When the players' proposal was given to the owners on Tuesday there was much optimism in union quarters. They offered not only to remain under a hard salary cap, which the owners won after the 2004-05 season was lost to a lockout, but to take less money by reducing their share of league revenue. They also called for more revenue sharing from the richest teams, which is where the proposal went off the rails as far as some owners may be concerned.

Some people connected with the NHLPA believe once Bettman and his negotiating team digested the proposal it was quickly shared with the 30 league owners. Then Bettman took a quick poll. It would have been the sensible thing for any leader to do.

What is clear, those union people believe, is that the players' proposal was loudly shouted down by the rich teams who were asked to increase their contributions to revenue-sharing by more than $50-million to $250-million per year. Wealthy owners like Jeremy Jacobs of the Boston Bruins, the chairman of the board of governors, and Ed Snider of the Philadelphia Flyers carry a lot of weight at the governors' table.

At least some union types were hoping the small-revenue owners, who were so influential seven years ago when the cap system was forced on the players, would speak loudly enough to force a consensus to at least negotiate from the players' opening position.

Instead, Bettman made it clear the owners believe their opening demand is the way to go – cut player salaries by 24 per cent by chopping their share of league revenue from 57 per cent to the equivalent of 43, take away salary arbitration, increase the eligibility for free agency and limit contract terms to five years.

Once the players crunched the numbers, they realized this would put $450-million (all currency U.S.) a year into the owners' pockets, based on last season's NHL revenue of $3.3-billion. Of course, there would still be the same old problem – most of that money would go to the rich guys.
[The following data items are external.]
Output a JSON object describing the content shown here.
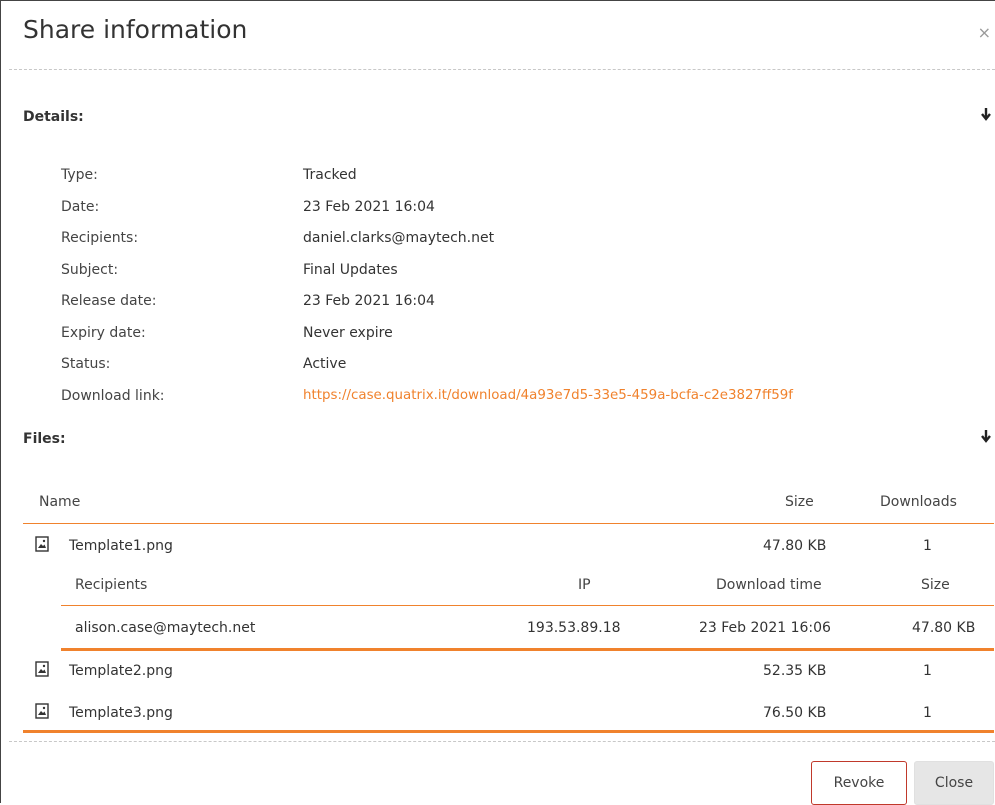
{
  "dialog": {
    "title": "Share information",
    "close_glyph": "×"
  },
  "details": {
    "label": "Details:",
    "rows": [
      {
        "key": "Type:",
        "value": "Tracked"
      },
      {
        "key": "Date:",
        "value": "23 Feb 2021 16:04"
      },
      {
        "key": "Recipients:",
        "value": "daniel.clarks@maytech.net"
      },
      {
        "key": "Subject:",
        "value": "Final Updates"
      },
      {
        "key": "Release date:",
        "value": "23 Feb 2021 16:04"
      },
      {
        "key": "Expiry date:",
        "value": "Never expire"
      },
      {
        "key": "Status:",
        "value": "Active"
      },
      {
        "key": "Download link:",
        "value": "https://case.quatrix.it/download/4a93e7d5-33e5-459a-bcfa-c2e3827ff59f"
      }
    ]
  },
  "files": {
    "label": "Files:",
    "columns": {
      "name": "Name",
      "size": "Size",
      "downloads": "Downloads"
    },
    "items": [
      {
        "name": "Template1.png",
        "size": "47.80 KB",
        "downloads": "1"
      },
      {
        "name": "Template2.png",
        "size": "52.35 KB",
        "downloads": "1"
      },
      {
        "name": "Template3.png",
        "size": "76.50 KB",
        "downloads": "1"
      }
    ],
    "sub_columns": {
      "recipients": "Recipients",
      "ip": "IP",
      "download_time": "Download time",
      "size": "Size"
    },
    "sub_rows": [
      {
        "recipient": "alison.case@maytech.net",
        "ip": "193.53.89.18",
        "download_time": "23 Feb 2021 16:06",
        "size": "47.80 KB"
      }
    ]
  },
  "buttons": {
    "revoke": "Revoke",
    "close": "Close"
  },
  "colors": {
    "accent": "#f0822d",
    "revoke_border": "#c0392b"
  },
  "icons": {
    "close": "close-icon",
    "expand": "arrow-down-icon",
    "file": "image-file-icon"
  }
}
"There's a pretty substantial monetary gulf there," Fehr said. "When you start with the proposal the owners made how could it be otherwise?"
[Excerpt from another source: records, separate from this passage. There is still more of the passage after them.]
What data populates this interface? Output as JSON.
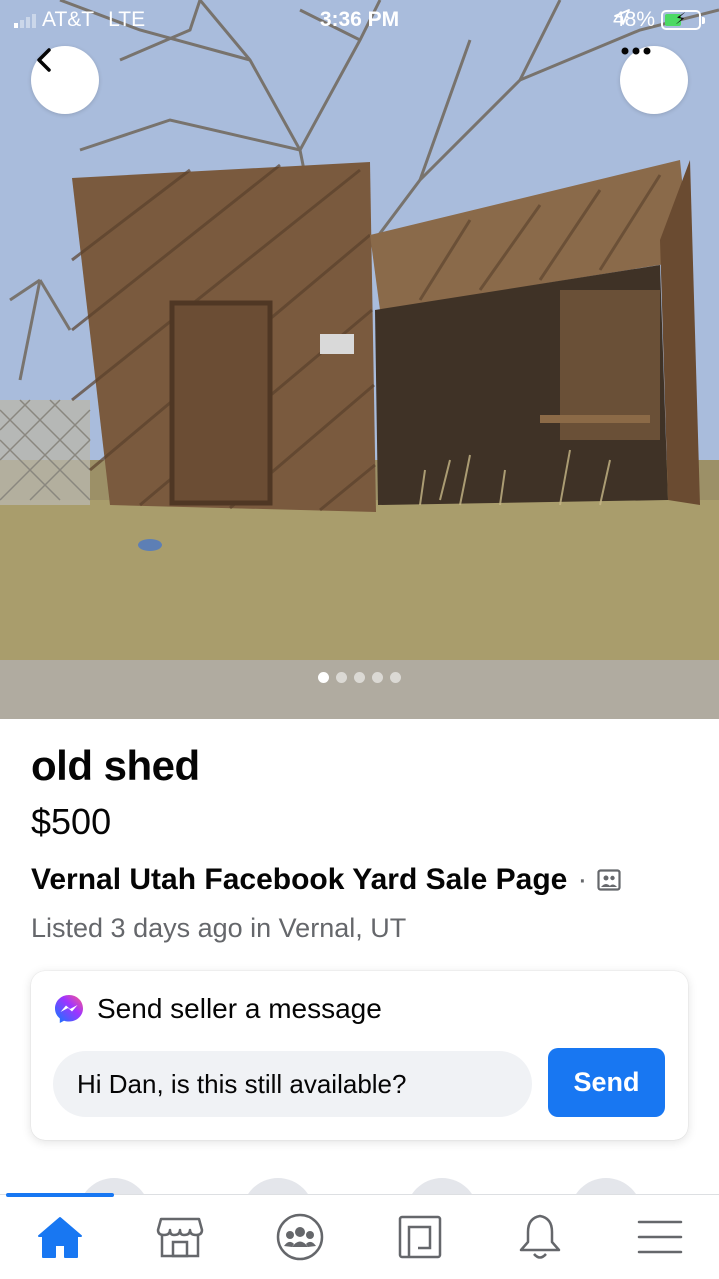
{
  "status_bar": {
    "carrier": "AT&T",
    "network": "LTE",
    "time": "3:36 PM",
    "battery": "48%"
  },
  "photo": {
    "alt_icon": "shed-photo",
    "page_count": 5,
    "current_page": 1
  },
  "listing": {
    "title": "old shed",
    "price": "$500",
    "seller": "Vernal Utah Facebook Yard Sale Page",
    "separator": "·",
    "listed": "Listed 3 days ago in Vernal, UT"
  },
  "message": {
    "title": "Send seller a message",
    "input_value": "Hi Dan, is this still available?",
    "send_label": "Send"
  },
  "tabs": [
    {
      "icon": "home-icon",
      "active": true
    },
    {
      "icon": "marketplace-icon",
      "active": false
    },
    {
      "icon": "groups-icon",
      "active": false
    },
    {
      "icon": "news-icon",
      "active": false
    },
    {
      "icon": "bell-icon",
      "active": false
    },
    {
      "icon": "menu-icon",
      "active": false
    }
  ],
  "colors": {
    "accent": "#1877f2",
    "secondary_text": "#65676b",
    "input_bg": "#f0f2f5"
  }
}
The players offered to cap their salary increases for the next three years by no longer linking the salary cap directly to league revenue. Thus the owners would keep a greater share of the revenue.

By the NHLPA's estimation, the owners would realize a gain of $465-million (all currency U.S.) but it would be spread over three years if revenue continues to grow at the same rate it has in the seven years since the lockout. If the league revenue grows as quickly as it has in the last two years, about 21 per cent, then the owners could save more than $800-million.

Under the current agreement, the players receive 57 per cent of the NHL's hockey-related revenue (HRR). In the first year of the players' offer, this share would drop to between 52 and 54 per cent.

The union also proposed a couple of exceptions to the cap. Lower-revenue teams would be allowed to trade up to $4-million in cap space and they would be awarded extra draft picks that could be traded or sold if they were not used.

But Bettman grumbled the players should look at the NBA and NFL, where the players agreed to reduce their take to 50 per cent or less in recent agreements.

This brought a sharp response from Fehr, who noted Bettman did not mention Major League Baseball. The union leader said this was a glaring omission since baseball is the only sport with no salary cap, a great deal of revenue-sharing and no labour strife over the last 15 years.

"What the players have said is every sport has its own economics. They're self-contained and you have to negotiate within that context," Fehr said.

Besides, the union leader said, the salary cap "is a system the owners insisted on and got enormous concessions from the players with the stated expectation that would fix things. Their position now is it didn't fix things.

"From the players' standpoint it doesn't necessarily follow that, okay, the players get paid a lot less."